Congress’s focus on private equity funds has not been limited to medical billing practices. Congressional Democrats have proposed other bills targeting private equity firms.

For example, Senator Elizabeth Warren (D.-Mass.), along with colleagues in the House and Senate, introduced legislation in July 2019 that would hold PE funds jointly and severally liable for legal judgments against companies in their portfolio. The legislation would also prohibit dividends to investors for two years after a firm is acquired and would require PE funds to publicly disclose their fees and returns, among other provisions opposed by the industry. In light of significant Republican opposition, this bill is unlikely to be enacted. However, it is illustrative of the significant hostility that private equity firms face from certain members of Congress and the risks private equity firms may confront in the future under a Democratic administration.


In recent years, members of Congress, their media allies and others have sought to target companies that they claim are the drivers of rising healthcare costs in the United States. While their focus was originally on pharmaceutical companies, it appears to be shifting to healthcare provider groups as well. At the same time, hospitals and physician provider groups have frequently been sued by plaintiffs claiming that these entities are engaging in improper billing practices.

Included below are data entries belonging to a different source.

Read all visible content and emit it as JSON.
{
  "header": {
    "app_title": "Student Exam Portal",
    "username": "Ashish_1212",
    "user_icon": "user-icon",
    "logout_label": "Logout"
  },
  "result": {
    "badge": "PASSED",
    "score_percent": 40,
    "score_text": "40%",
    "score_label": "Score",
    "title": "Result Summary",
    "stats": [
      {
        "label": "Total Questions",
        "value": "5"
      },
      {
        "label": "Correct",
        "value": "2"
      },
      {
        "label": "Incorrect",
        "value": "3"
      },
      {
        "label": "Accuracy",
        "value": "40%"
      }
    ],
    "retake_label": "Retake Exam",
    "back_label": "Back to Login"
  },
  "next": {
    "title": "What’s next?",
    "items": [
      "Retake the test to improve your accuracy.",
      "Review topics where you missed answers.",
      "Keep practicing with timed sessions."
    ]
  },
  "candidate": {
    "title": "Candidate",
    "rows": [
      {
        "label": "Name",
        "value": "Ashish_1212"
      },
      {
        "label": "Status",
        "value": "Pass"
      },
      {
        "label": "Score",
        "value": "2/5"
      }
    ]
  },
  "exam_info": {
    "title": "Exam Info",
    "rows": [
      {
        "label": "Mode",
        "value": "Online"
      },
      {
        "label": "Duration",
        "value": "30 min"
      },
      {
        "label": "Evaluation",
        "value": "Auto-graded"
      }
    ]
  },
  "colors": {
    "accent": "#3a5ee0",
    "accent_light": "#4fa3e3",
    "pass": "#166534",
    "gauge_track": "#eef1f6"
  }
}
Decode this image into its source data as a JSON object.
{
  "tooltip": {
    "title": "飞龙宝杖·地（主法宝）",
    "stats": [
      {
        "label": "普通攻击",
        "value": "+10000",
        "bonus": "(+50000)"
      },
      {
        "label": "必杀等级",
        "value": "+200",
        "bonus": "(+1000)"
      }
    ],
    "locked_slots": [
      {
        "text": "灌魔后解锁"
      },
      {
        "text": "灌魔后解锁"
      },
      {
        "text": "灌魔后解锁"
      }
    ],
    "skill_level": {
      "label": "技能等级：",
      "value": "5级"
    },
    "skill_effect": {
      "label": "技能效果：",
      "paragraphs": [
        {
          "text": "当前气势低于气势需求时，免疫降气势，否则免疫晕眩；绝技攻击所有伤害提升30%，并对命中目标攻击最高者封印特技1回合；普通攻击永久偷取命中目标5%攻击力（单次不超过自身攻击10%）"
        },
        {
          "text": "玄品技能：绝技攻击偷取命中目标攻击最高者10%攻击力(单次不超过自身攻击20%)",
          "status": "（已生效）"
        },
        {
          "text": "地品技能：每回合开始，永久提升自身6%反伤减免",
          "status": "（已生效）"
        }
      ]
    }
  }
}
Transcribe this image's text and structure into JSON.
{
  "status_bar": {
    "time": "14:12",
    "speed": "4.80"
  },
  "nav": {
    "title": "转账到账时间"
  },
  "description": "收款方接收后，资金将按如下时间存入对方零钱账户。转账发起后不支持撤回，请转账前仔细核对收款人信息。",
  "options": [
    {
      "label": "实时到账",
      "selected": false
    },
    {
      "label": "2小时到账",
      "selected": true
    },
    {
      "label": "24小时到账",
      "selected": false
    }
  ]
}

In light of these risks, private equity firms considering investments in hospitals or physician groups should carefully consider:

  • whether a target has appropriate compliance mechanisms in place to ensure that its billing practices follow applicable laws; and
  • whether potential future regulatory or legislative developments may materially impact the target’s valuation.
  • For an existing portfolio company, it may be prudent to consider periodic audits— potentially with the benefit of outside advisors—to ensure that the company is engaged in appropriate billing practices. Similarly, if private equity firms or their portfolio companies become subject to Congressional investigations, they should develop a strategy that is designed to both address the concerns of legislators and to anticipate future regulatory actions or private litigation regarding the same or related subject matter.

    Key takeaways:
    • The House Energy and Commerce Committee has announced an investigation into the role of private equity firms in “surprise” medical billing by portfolio companies. This investigation follows a bipartisan legislative push to place limitations on the amount that can be charged by out-of-network providers at in-network facilities and emergency departments.
    • When pursuing healthcare investments, private equity firms should carefully consider the target’s compliance with laws and regulations governing billing practices and whether they face headwinds from threatened legislative or regulatory action.